Granulocyte-macrophage colony-stimulating factor (GM-CSF) is known to be important in the pathogenesis of a number of inflammatory and autoimmune conditions; indeed, results from clinical trials targeting this cytokine in rheumatoid arthritis highlight its role as an inflammatory mediator. New research, led by Andrew Cook of the University of Melbourne, emphasize the contribution of GM-CSF as a mediator of inflammatory and arthritic pain.

Credit: NPG

The investigators first sought to determine whether GM-CSF could modulate pain, using the complete Freund's adjuvant (CFA) model—a widely used model of inflammatory pain—in mice deficient for the gene encoding GM-CSF (Csf2−/−). A single intraplantar injection of 20 μl CFA produced inflammation, indicated by ipsilateral paw swelling, to a similar degree in Csf2−/− and in wild-type (WT) mice. Whereas WT mice developed pain (measured as differential distribution of weight) 24–72 h post-CFA injection, Csf2−/− mice did not. Notably, in the WT mice, administration of the NSAID indomethacin, which is a nonselective cyclooxygenase inhibitor, relieved the pain observed in WT mice but had no effect on swelling. Thus, inflammatory pain is GM-CSF-dependent in the CFA model.

Next, in order to determine whether GM-CSF could control pain in models of inflammatory disease involving tissue remodelling, the investigators used two different models of monoarticular inflammatory arthritis: antigen-induced arthritis (AIA) and a model of IL-1-driven arthritis. Histology was used to assess arthritic disease in both models.

To induce AIA, which is widely used as a model of rheumatoid arthritis, systemic priming with methylated bovine serum albumin (mBSA) was followed by induction of arthritis via intra-articular injection of mBSA into the right knee and saline into the left knee. Levels of pain were substantially higher in WT mice than in Csf2−/− mice in the AIA model. In the acute, inflammatory stage of AIA, at 1 week after injection of mBSA, swelling and inflammatory cell infiltration was greater in the affected joints of WT mice than in those of Csf2−/− mice. Csf2−/− mice also showed less severe disease in the chronic, destructive phase of arthritis: at 6 weeks post-injection, joint destruction (including bone erosion) was more pronounced in the WT than the Csf2−/− mice.

In the second inflammatory arthritis model, IL-1-driven arthritis was induced in a similar fashion to AIA, but with a subcutaneous injection of IL-1β or saline into the scruff of the neck of the mice up to 2 days after antigen challenge.
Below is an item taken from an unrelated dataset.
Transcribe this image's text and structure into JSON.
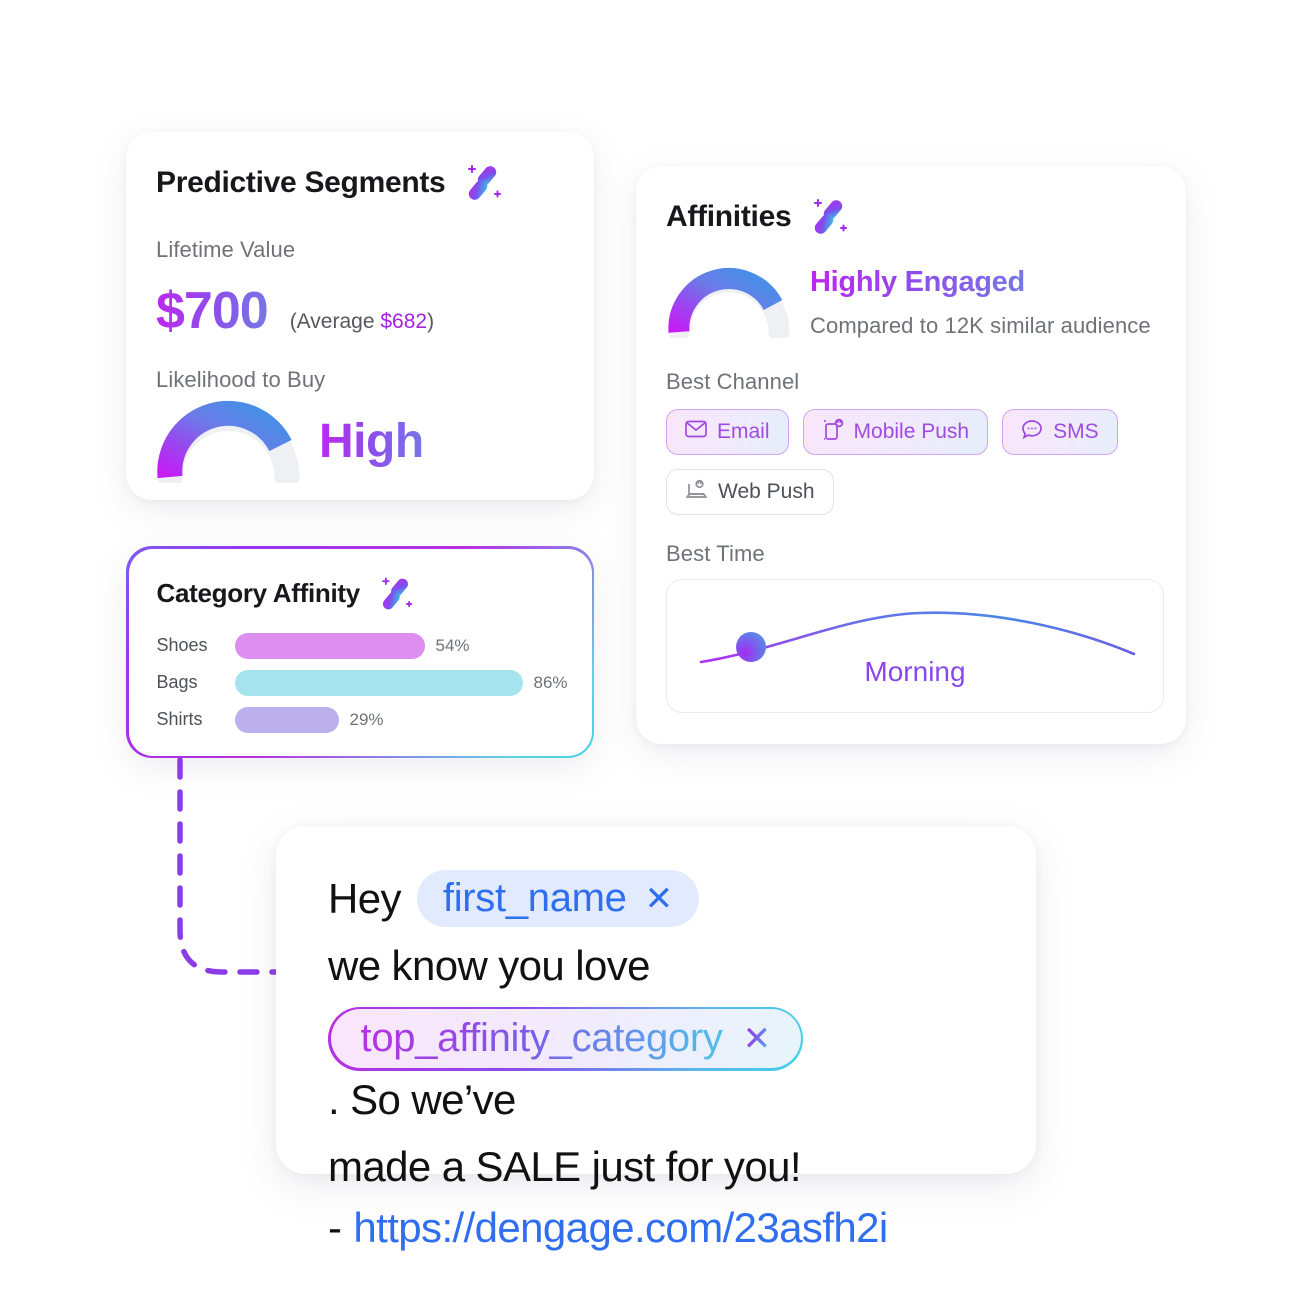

After this systemic administration of IL-1, WT mice developed pain by day 4 in mBSA-injected knees whereas Csf2−/− mice where completely protected from pain development. mBSA-injected knees of Csf2−/− mice also displayed less inflammatory cell infiltration, synovitis and cartilage damage than those of WT mice. Treatment with indomethacin completely attenuated the pain in WT mice, but had no effect on disease severity.

Together, these results suggested an important role for GM-CSF in inflammatory and arthritic pain. “We demonstrated for the first time that GM-CSF was absolutely required for pain development in both the inflammatory pain and arthritis models,” says Cook, “including for IL-1-dependent arthritic pain.”

But does GM-CSF itself induce inflammatory pain? This question was assessed by use of a model of GM-CSF-driven arthritis, in which GM-CSF, rather than IL-1 as in the model described earlier, was administered systemically following intra-articular injection of mBSA. The GM-CSF-driven arthritis was then treated with indomethacin. “This approach enabled us to determine whether GM-CSF itself could induce inflammatory pain, and whether such pain was cyclooxygenase-dependent,” explains Cook.

Injection with GM-CSF induced arthritis to a similar extent as IL-1 administration. Indomethacin treatment was able to reverse GM-CSF-induced pain, but had no effect on severity of arthritis, indicating that pain and arthritis could be under separate control downstream of GM-CSF. “The complete suppression by indomethacin of pain, but not arthritis development, is similar to what is often reported clinically with NSAIDs,” says Cook.

Much remains to be learned about the role of GM-CSF within the cytokine network in inflammatory arthritis, and the nature and timing of its algesic effects. The authors argue however, that the current study implicating GM-CSF as a key mediator of inflammatory pain could have major implications for the study of this cytokine in a wide range of diseases, in which pain is a major feature and remains an unmet clinical need.